The malcontents in Parliament had stripped him of his beloved Dutch guards, and in their stead the Life Guards saluted at his threshold.

It was through a file of these gay gentlemen that Betty passed with Lady Russell, and they stared not a little at the lovely face of the young countess, though they received both with every token of respect and courtesy. Lady Russell was, indeed, a well-known and honored guest at the palace, and they were conducted by an officer of the household to the anteroom of the king’s presence chamber, there to await his pleasure.

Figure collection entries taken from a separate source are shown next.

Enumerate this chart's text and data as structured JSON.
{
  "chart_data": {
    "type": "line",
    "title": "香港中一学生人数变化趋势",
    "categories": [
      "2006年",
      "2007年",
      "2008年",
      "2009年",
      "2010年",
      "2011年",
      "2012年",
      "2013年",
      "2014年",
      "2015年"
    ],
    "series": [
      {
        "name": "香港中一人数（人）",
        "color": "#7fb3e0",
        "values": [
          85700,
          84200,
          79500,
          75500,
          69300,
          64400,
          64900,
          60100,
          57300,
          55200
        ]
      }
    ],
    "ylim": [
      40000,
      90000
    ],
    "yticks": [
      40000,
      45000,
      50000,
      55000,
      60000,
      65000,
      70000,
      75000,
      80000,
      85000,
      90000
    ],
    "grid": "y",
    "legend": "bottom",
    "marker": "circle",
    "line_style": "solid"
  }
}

The long room was already filled with visitors of almost every degree, come upon various errands, and Lady Clancarty found it no light thing to face the ill-disguised curiosity and admiration that assailed her on all sides.

Here was a peer, in the splendid dress of the court, glittering with jewels and gold lace, curled and perfumed and ruffled; here a plainly dressed shrewd fellow, with a bundle of papers, a clerk from the foreign office, for the king was his own minister of foreign affairs; there was a richly dressed magnate of the city, with an eye on the interests of the East India Company; there an eager applicant for office; and farther off, a despairing petitioner who glanced in open sympathy at Lady Clancarty.

A king’s anteroom! How many secret histories are written here; what comedy, what tragedy!